Whether one focuses on the glass as half full or half empty, there can be little doubt that we need a different approach for medication development for mental disorders. For the past five decades, the biological study of mental illness has been dominated by the study of the action of the available drugs. In retrospect, this might have been productive if the drugs targeted the core pathophysiology of the disorders. Certainly, the study of insulin action has been useful for developing new approaches to diabetes and research on adrenergic pharmacology has been helpful for cardiovascular medicine. However, as we have just reviewed, the available medications in psychiatry are insufficient for treating the disorders. Indeed, after five decades, we need to recognize that we may never get from neuropharmacology to the pathophysiology of mental disorders.

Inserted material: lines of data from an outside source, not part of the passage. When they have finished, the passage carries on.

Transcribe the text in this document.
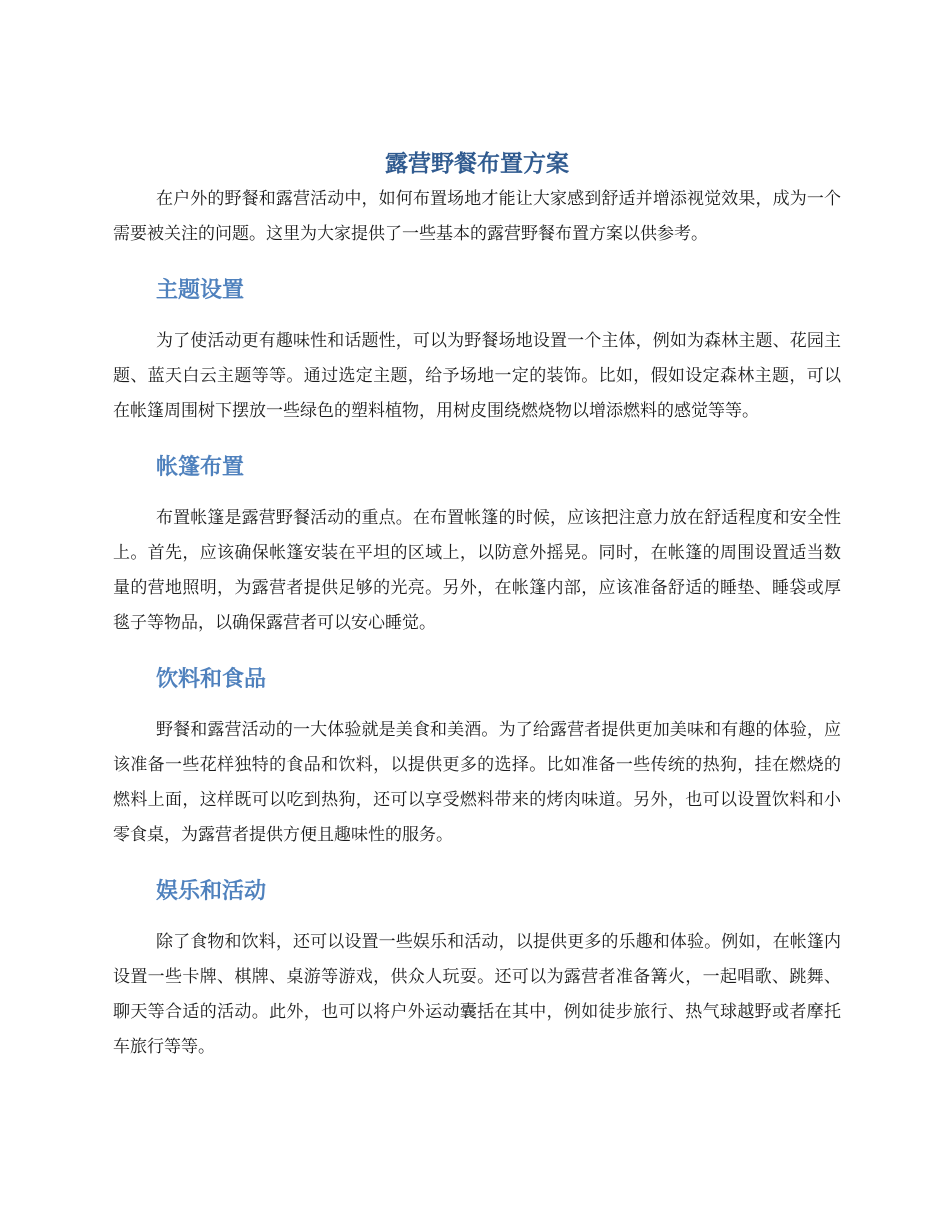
露营野餐布置方案

在户外的野餐和露营活动中，如何布置场地才能让大家感到舒适并增添视觉效果，成为一个需要被关注的问题。这里为大家提供了一些基本的露营野餐布置方案以供参考。

主题设置

为了使活动更有趣味性和话题性，可以为野餐场地设置一个主体，例如为森林主题、花园主题、蓝天白云主题等等。通过选定主题，给予场地一定的装饰。比如，假如设定森林主题，可以在帐篷周围树下摆放一些绿色的塑料植物，用树皮围绕燃烧物以增添燃料的感觉等等。

帐篷布置

布置帐篷是露营野餐活动的重点。在布置帐篷的时候，应该把注意力放在舒适程度和安全性上。首先，应该确保帐篷安装在平坦的区域上，以防意外摇晃。同时，在帐篷的周围设置适当数量的营地照明，为露营者提供足够的光亮。另外，在帐篷内部，应该准备舒适的睡垫、睡袋或厚毯子等物品，以确保露营者可以安心睡觉。

饮料和食品

野餐和露营活动的一大体验就是美食和美酒。为了给露营者提供更加美味和有趣的体验，应该准备一些花样独特的食品和饮料，以提供更多的选择。比如准备一些传统的热狗，挂在燃烧的燃料上面，这样既可以吃到热狗，还可以享受燃料带来的烤肉味道。另外，也可以设置饮料和小零食桌，为露营者提供方便且趣味性的服务。

娱乐和活动

除了食物和饮料，还可以设置一些娱乐和活动，以提供更多的乐趣和体验。例如，在帐篷内设置一些卡牌、棋牌、桌游等游戏，供众人玩耍。还可以为露营者准备篝火，一起唱歌、跳舞、聊天等合适的活动。此外，也可以将户外运动囊括在其中，例如徒步旅行、热气球越野或者摩托车旅行等等。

The canonical approach to treatment development in psychiatry is essentially a recipe for developing ‘me-too’ compounds, as the entire process is based on developing drugs modeled on an existing, insufficient drug (). In other areas of medicine, from heart disease to cancer, treatment development begins by defining pathophysiology (). Through cell biology (identifying the tyrosine kinase for myeloid cell division) or epidemiology (recognizing the role of cholesterol in heart disease), the process begins with target identification.

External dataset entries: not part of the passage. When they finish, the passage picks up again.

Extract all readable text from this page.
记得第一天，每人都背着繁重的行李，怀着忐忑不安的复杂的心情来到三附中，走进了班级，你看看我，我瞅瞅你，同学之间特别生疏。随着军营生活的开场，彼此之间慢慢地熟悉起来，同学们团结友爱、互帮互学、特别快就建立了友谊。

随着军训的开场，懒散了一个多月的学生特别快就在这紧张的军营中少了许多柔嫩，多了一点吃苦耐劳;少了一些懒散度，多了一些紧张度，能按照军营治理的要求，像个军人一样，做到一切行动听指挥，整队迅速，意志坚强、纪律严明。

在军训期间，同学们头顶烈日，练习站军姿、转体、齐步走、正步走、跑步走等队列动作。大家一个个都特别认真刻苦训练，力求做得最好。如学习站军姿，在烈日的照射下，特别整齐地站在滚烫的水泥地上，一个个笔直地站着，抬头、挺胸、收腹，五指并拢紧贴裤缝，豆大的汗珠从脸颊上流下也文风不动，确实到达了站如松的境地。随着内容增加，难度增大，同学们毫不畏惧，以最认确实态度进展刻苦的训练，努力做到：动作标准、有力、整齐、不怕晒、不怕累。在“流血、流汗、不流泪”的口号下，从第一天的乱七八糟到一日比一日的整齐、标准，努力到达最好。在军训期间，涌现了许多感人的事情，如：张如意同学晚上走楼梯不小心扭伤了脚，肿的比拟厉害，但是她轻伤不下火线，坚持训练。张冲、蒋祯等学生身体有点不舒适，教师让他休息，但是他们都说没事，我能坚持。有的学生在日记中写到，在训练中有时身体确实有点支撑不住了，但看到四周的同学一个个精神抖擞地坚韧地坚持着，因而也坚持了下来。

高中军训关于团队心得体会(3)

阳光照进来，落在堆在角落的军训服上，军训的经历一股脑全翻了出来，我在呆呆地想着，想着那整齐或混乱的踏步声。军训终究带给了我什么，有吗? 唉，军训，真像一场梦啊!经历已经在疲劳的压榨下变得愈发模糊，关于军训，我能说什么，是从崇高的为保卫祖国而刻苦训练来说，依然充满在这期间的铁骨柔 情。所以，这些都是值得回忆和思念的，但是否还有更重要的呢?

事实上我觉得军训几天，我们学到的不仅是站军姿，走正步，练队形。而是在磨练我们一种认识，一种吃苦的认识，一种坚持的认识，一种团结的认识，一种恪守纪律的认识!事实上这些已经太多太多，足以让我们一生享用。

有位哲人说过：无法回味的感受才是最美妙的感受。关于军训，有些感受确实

How will we identify new targets for mental disorders? This will happen just as it is happening in the rest of medicine, through research on the core mechanism of these diseases. There are three key steps in this process. First, comprehensive studies of people with these disorders, using genomics, transcriptomics, and proteomics, should identify cellular pathways that are affected. This will undoubtedly be more difficult than in other areas of medicine, but genetics is already providing some hints. The study of the serotonin transporter promoter demonstrates that the short allele is associated with an increase in the vulnerability to depression.25, 26
This allele also is associated with a reduction in the volume of Area 25 in the ventromedial prefrontal cortex, a region with one of the most intense serotonergic innervations in the forebrain.27
Along with reduced volume of this brain region, the short allele is associated with a functional dissociation of this region from the amygdala during the processing of negative affect.27
Understanding how this allele alters development of Area 25 and affects functional connectivity in the forebrain could serve as a starting point for defining targets for major depressive disorder.
However, the search for genomic variations associated with mental illness is really just beginning. With the recent completion of the human haplotype map and the advent of rapid genotyping capacity, we should finally make rapid progress identifying some of the vulnerability genes and thus critical pathways for the pathophysiology of the major mental illnesses.28
In other complex genetic diseases, such as age-related macular degeneration, this strategy is already revealing new targets that would not have been suspected based on decades of descriptive research.29
A second step, the use of in vitro screening, will be critical for identifying new compounds. What we have learned elsewhere in medicine is that target identification is a long and high-risk process with many false leads. It is also the easy part, in that cellular pathways frequently have specific pressure points for modifying function and these may be implicated in many diseases. The second step, developing small molecules that affect these pressure points, may prove more difficult. Indeed, this step has historically been ceded to the pharmaceutical industry. The recent creation of a molecular library screening centers network (MLSCN) in universities and the NIH has, for the first time, encouraged academic investigators to engage in the early phase of identifying small molecules for influencing specific cellular pathways.30
The MLSCN uses a library of small molecules, an array of assays recommended by the field, and high throughput screening centers to identify ‘hits’ for any given target. Of course, there will be a vast amount of medicinal chemistry necessary to translate a ‘hit’ in a small molecule screen into a drug, but this network promises to increase the number and the range of targets that can be interrogated. One might expect that early years of this project will largely be focused on cancer and metabolic targets, but the advent of targets for mental disorders should allow rapid development of new compounds for cell biology, some of which may graduate to medications with novel mechanisms of action.
Once new compounds are available from in vitro screening, they can be tested in whole animals. Whereas ‘animal models’ in psychiatry have largely been developed to simulate psychopathology and validated by their response to existing medications, drug discovery models are created based on a pathologic mechanism and used to search for new targets and ultimately new compounds. For instance, the identification of the role of specific genes in Alzheimer’s disease has led to the creation of flies, fish, and mice with homologous alleles, a similar phenotype, and a model system for testing new interventions.31
While similar progress has been reported in a number of neurodevelopmental disorders recently, including Fragile X and Rett syndrome, we have not yet seen the first ‘animal model’ of a psychiatric disorder in which various genetic lesions are used to develop the phenotype.32, 33
Finally, new compounds can be tested in clinical trials. Trials may increasingly be public rather than private. The NIH Roadmap as part of its effort to re-engineer clinical research has proposed the development of a national network of clinical trialists who can move quickly to test the efficacy and the effectiveness of new treatments. Networks have already been developed in pediatric cancer and cystic fibrosis, such that nearly every patient becomes a participant. The NIMH effectiveness trials, such as CATIE, STAR-D, and STEP-BD may represent the beginning of such a network for mental illness.